Of course, a court that says McCain Feingold's restrictions on political speech are "constitutional"

[any 6th grader can read the 1st Amendment and see that they are not]

would never arrive at such an obvious conclusion.

For a glimpse at just how bad the Supreme Court biffed it, read San Antonio Independent School District v Rodriquez.

Posted by: Bruno at February 23, 2008 1:05 PM

To the contrary, had Southerners had to pay as much to educate black kids, pay their black teachers as much as white, and spend as much on facilities, the kids would have done better than they did as a result of integration.

Posted by: oj at February 23, 2008 3:00 PM

I am unable to concur that Brown vs. the Board "fail[ed]. . . to articulate a principled argument against segregation." On the contrary. it stated a most cogent argument against state action which stigmatizes and thus injures one class of citizens by ratifying their fellow citizens' negative stereotypes.
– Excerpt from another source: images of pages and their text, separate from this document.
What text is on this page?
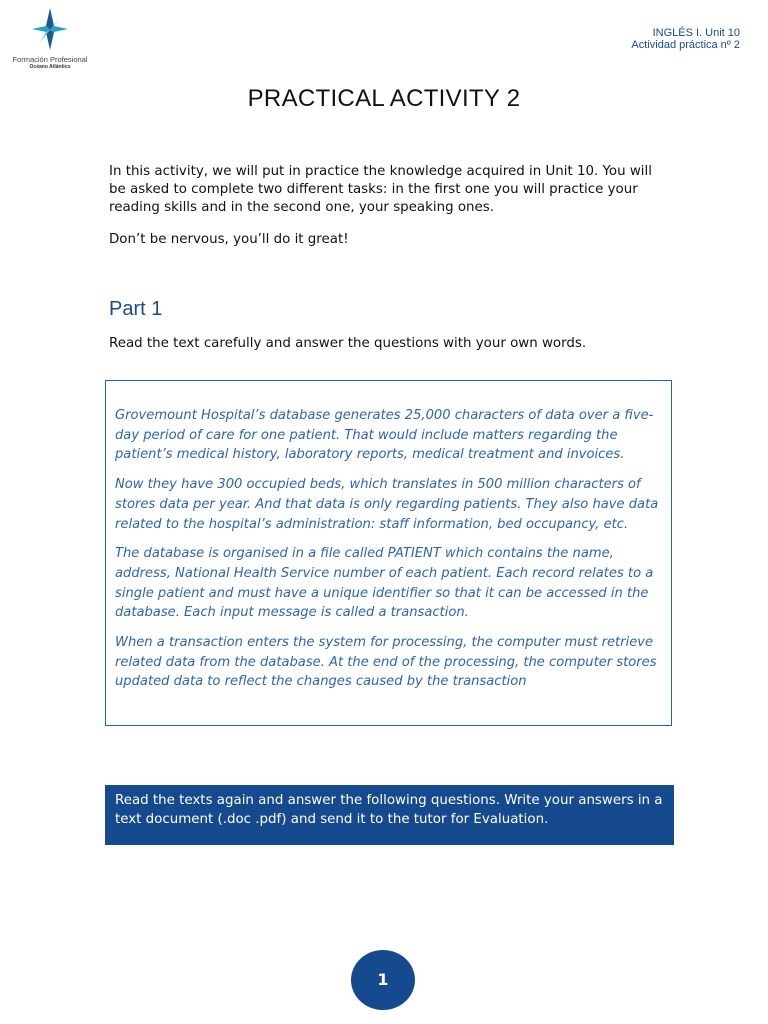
Formación Profesional
Océano Atlántico
INGLÉS I. Unit 10
Actividad práctica nº 2
PRACTICAL ACTIVITY 2

In this activity, we will put in practice the knowledge acquired in Unit 10. You will be asked to complete two different tasks: in the first one you will practice your reading skills and in the second one, your speaking ones.

Don’t be nervous, you’ll do it great!

Part 1
Read the text carefully and answer the questions with your own words.

Grovemount Hospital’s database generates 25,000 characters of data over a five-day period of care for one patient. That would include matters regarding the patient’s medical history, laboratory reports, medical treatment and invoices.

Now they have 300 occupied beds, which translates in 500 million characters of stores data per year. And that data is only regarding patients. They also have data related to the hospital’s administration: staff information, bed occupancy, etc.

The database is organised in a file called PATIENT which contains the name, address, National Health Service number of each patient. Each record relates to a single patient and must have a unique identifier so that it can be accessed in the database. Each input message is called a transaction.

When a transaction enters the system for processing, the computer must retrieve related data from the database. At the end of the processing, the computer stores updated data to reflect the changes caused by the transaction

Read the texts again and answer the following questions. Write your answers in a text document (.doc .pdf) and send it to the tutor for Evaluation.
1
I personally disaproved of Brown on the grounds that lo Stato, that is, Caesar, should not be in business of manipulating values and attitudes. I predicted long ago, only too accurately, that witches and queers would one day come to sieze the new-found state apparatus and weild it to transform society to their liking, which they have done.

Unfortunately, Brown was rightly decided, and for the right reasons. If lo Stato, Caesar, had already trespassed into the "hearts and minds" business, court-ordered desegregation was merely undoing the harm the state had already done.

Doctrinally,the only way out of the trap is to crush the infamous thing which public eduction has become.

Posted by: Lou Gots at February 23, 2008 5:30 PM

There's no evidence for the stigma.

Posted by: oj at February 23, 2008 11:10 PM

Alas, I must contnue to disagree. The Brown court refered to psychlogical cliniical findings, which we may discount, but our life experience confirms those findings.

The achievement gap is well established by the data. Some of this might possibly be genetic, but that would not account for the gap between Amercan African-Americans and African-African Americans, that is, between descendants of slaves on the one hand and voluntary immigrants on the other.

Such "evidence" aside, our reason tells us that human beings being treated as though they were a form of pollution, as though their mere presence were a contamination, is stigmatizing. Where the stigmatizing behavior is ratified by state action, there has been a constitutional violation and the remedy is appropriate.

It is a sad commentary that after all these years, Brown is still so misunderstood.

Posted by: Lou Gots at February 24, 2008 9:18 AM

To the contrary, black kids do better in all black schools according to the evidence.